Collections

The collection of the Museum of Byzantine Culture numbers more than 46,000 ancient (until 1830) movable monuments and works of modern and contemporary art, which date from the 2nd up to the 20th century. Mostly composed of the ancient collection initially of the Ephorate of Antiquities of Macedonia and later of the former 9th Ephorate of Byzantine Antiquities, part of which the Museum formed until 1997. They originate mainly from excavations (systematic or rescue) from collections, confiscations, bequests, donations (from 1958), or were purchased by state funds or private sponsorships. Strictly in numbers, the larger part of the collection consists of coins, stamps and miniature artifacts, followed by sculptures and icons. The artifacts mainly come from Thessaloniki and Macedonia, from churches or other public and private buildings, as well as from the cemeteries. Particularly important are the collections that come from the bequests of Dimitrios Oikonomopoulos and Dori Papastratou, the Museum’s two major donors. The Dori Papastratou collection of engravings is one of the most important collections of this kind in the world.

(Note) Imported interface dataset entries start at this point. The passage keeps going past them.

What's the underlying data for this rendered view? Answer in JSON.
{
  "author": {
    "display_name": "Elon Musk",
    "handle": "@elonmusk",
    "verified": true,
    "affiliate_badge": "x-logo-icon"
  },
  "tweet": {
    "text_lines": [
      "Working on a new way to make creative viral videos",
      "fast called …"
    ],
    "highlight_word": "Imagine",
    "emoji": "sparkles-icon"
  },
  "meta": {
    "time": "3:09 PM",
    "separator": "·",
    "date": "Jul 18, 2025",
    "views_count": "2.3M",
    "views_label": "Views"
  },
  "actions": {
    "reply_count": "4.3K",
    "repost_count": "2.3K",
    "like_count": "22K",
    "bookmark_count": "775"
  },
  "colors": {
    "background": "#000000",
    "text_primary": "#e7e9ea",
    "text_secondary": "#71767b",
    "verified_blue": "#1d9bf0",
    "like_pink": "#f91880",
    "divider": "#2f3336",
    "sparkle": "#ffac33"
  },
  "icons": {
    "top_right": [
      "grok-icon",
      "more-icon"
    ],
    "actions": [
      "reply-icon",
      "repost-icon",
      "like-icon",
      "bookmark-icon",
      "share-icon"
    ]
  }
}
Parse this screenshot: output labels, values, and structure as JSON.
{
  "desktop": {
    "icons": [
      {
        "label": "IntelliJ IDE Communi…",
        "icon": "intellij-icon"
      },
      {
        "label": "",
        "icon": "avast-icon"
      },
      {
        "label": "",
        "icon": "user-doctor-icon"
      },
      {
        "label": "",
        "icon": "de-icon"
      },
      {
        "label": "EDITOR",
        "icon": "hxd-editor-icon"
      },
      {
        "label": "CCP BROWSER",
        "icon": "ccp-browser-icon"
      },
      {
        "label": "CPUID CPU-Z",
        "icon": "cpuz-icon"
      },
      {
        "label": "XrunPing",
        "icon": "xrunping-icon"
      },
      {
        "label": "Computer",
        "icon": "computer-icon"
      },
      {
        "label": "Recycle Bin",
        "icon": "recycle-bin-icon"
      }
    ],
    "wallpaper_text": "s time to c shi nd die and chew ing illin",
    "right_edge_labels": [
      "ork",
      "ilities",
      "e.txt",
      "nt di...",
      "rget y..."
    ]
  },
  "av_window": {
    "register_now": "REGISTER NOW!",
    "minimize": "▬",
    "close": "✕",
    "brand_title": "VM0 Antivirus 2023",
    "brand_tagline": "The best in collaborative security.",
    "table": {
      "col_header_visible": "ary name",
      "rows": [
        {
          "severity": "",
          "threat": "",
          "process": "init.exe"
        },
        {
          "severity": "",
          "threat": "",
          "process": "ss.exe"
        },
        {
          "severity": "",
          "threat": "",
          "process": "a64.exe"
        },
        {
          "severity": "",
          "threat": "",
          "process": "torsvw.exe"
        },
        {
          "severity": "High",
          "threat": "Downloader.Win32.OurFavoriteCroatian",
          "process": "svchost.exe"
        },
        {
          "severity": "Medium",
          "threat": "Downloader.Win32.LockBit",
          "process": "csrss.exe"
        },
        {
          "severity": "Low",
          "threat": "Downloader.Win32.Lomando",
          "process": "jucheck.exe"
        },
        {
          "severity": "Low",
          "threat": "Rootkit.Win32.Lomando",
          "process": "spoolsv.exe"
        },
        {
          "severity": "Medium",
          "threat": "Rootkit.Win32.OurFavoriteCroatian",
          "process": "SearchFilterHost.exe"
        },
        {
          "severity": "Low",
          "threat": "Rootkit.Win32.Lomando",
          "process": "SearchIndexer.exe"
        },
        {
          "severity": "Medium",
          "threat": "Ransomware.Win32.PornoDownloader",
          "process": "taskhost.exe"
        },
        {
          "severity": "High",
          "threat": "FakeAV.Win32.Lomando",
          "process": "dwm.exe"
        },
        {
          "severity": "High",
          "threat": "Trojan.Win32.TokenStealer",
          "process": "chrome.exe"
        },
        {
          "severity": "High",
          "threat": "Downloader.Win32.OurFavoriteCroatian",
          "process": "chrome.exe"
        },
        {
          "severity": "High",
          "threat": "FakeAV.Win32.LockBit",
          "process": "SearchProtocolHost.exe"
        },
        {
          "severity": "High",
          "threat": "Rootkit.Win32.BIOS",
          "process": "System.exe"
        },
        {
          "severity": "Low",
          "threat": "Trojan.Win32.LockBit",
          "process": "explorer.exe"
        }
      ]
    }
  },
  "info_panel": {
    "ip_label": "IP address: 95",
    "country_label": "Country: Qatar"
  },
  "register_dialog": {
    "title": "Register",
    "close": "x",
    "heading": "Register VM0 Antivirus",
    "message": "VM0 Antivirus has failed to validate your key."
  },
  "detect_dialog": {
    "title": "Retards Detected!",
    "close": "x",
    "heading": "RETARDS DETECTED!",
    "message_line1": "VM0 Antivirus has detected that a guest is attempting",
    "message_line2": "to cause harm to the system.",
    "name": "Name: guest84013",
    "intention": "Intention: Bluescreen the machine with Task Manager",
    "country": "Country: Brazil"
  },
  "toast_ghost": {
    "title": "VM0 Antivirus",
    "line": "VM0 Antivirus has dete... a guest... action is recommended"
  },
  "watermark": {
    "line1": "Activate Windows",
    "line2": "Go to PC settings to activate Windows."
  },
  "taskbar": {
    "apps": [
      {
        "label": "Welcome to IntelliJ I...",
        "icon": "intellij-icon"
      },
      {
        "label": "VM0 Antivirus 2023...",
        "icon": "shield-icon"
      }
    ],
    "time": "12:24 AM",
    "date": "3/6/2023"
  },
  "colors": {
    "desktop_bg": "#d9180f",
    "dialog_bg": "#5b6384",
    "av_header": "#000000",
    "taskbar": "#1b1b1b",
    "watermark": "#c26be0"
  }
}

Moreover, the Museum has and exhibits the richest collection of funerary mural painting (3rd-8th c.) in Greece and one of the most interesting in the Mediterranean area. Glass vessels of exquisite quality, domestic and imported, bear witness to the commercial contacts in the Mediterranean area. Of particular importance is the collection of icons, which includes unique works of major painters of the 16th-17th c., but also masterpieces of the Palaiologan painting of the 14th century. Although limited in number, the collection of manuscripts includes a series of parchments codices of utmost historical, paleographic and artistic value. A series of rare textiles and clothing of the early Byzantine period, originating in Egypt, are long-term loans from the Benaki Museum. The collection of modern and contempory works of art comprises works by Spyros Papaloukas, Polykleitos Rengos and Nikos Alexiou, which were donated to the Museum. Of particular importance are a series of replicas of early Christian funerary murals and mosaics (Rotunda) by the painter Christos Lefakis. The artifacts of the Museum collection travel to temporary exhibitions that are organized both in Greece and abroad.